Тимофей вдруг вспомнил, как он ехал первый раз в Минусинск к Мартьянову. Давно ли, а как в другой жизни было. Да ведь это тогда он встретил в бейском трактире девчонку полоумную и со страхом подумал о боге. И в самом деле, какой же он правосудный правитель мира, если порок счастлив, а добродетель несчастна? Всем миром лень правит. Не повиноваться, а повелевать — вот заповедь ее. Одному эту лень не сломить, и сила с каждым годом все убывает.

«Господи, да куда же это я иду?
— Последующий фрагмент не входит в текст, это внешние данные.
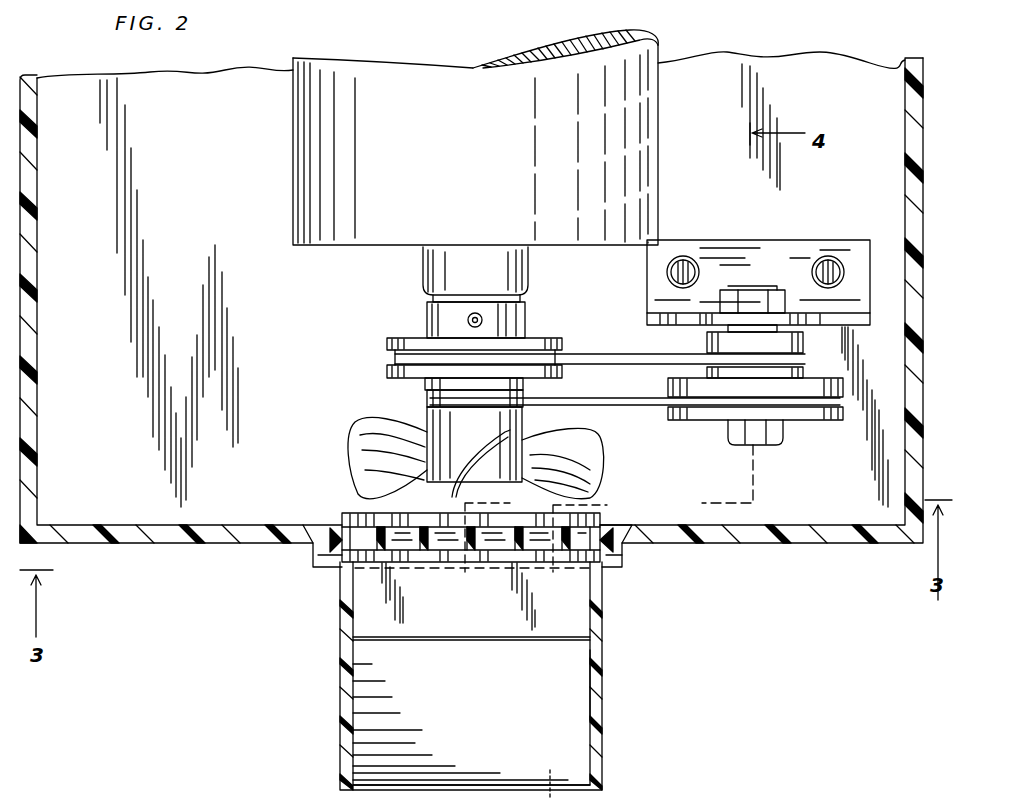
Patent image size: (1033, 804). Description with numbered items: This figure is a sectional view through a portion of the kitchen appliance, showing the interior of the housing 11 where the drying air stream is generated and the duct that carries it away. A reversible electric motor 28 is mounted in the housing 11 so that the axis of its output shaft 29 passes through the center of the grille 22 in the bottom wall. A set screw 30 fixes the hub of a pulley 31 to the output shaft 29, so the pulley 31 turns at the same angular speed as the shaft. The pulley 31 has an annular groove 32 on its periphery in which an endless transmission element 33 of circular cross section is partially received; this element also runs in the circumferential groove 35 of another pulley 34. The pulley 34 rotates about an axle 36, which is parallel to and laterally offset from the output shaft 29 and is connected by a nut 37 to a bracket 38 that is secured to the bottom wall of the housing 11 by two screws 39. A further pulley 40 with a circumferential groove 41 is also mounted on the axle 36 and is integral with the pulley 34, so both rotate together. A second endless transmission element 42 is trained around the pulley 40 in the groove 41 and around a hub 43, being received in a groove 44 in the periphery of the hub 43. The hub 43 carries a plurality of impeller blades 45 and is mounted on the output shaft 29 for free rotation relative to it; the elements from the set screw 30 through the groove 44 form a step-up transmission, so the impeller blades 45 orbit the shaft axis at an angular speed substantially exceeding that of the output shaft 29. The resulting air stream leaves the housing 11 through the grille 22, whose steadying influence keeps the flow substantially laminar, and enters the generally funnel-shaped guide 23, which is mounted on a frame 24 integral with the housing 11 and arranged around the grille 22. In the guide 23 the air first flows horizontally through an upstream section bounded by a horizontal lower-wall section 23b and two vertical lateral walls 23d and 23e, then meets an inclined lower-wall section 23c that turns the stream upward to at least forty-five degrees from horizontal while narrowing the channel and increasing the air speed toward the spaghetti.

The housing 11 is at (803, 543).
The grille 22 is at (375, 565).
The guide 23 is at (333, 741).
The substantially horizontal section of lower wall 23b is at (578, 745).
The inclined section of lower wall 23c is at (585, 598).
The lateral wall 23d is at (600, 680).
The lateral wall 23e is at (345, 700).
The frame 24 is at (312, 566).
The reversible motor 28 is at (302, 163).
The output shaft 29 is at (462, 292).
The set screw 30 is at (468, 320).
The pulley 31 is at (575, 328).
The annular groove 32 is at (386, 348).
The endless transmission element 33 is at (628, 362).
The pulley 34 is at (804, 343).
The circumferential groove 35 is at (804, 365).
The axle 36 is at (780, 437).
The nut 37 is at (788, 282).
The bracket 38 is at (777, 242).
The screws 39 is at (683, 256).
The further pulley 40 is at (703, 421).
The circumferential groove 41 is at (843, 392).
The endless transmission element 42 is at (642, 402).
The hub 43 is at (520, 434).
The groove 44 is at (430, 400).
The impeller blades 45 is at (595, 482).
Степь ведь кругом…»

1889 год

Начав заниматься со школьниками, Тимофей потихоньку отошел от горести, достал спрятанные черновики рукописей, опять ночами подолгу засиживался в баньке.

Мир большой, и если правители молчат, то почему не попробовать к другим обратиться? Земля везде есть, и хлеб растет на ней повсеместно, значит, и мужик только что говорит не по-русски, а также делает свое вечное дело.

Переписав на чистовик два экземпляра рукописи, Тимофей, как на праздник, собирался в Минусинск. Чтобы не испортить настроения, старался ни с кем не скандалить, во всем соглашался с Марией. Так и доехал он в радости до Мартьянова и сразу попал за праздничный стол.

Из ссылки возвращался в Россию Лебедев, и у Николая Михайловича собралось по этому случаю небольшое общество. Почти все здесь Бондарева знали или были наслышаны о нем.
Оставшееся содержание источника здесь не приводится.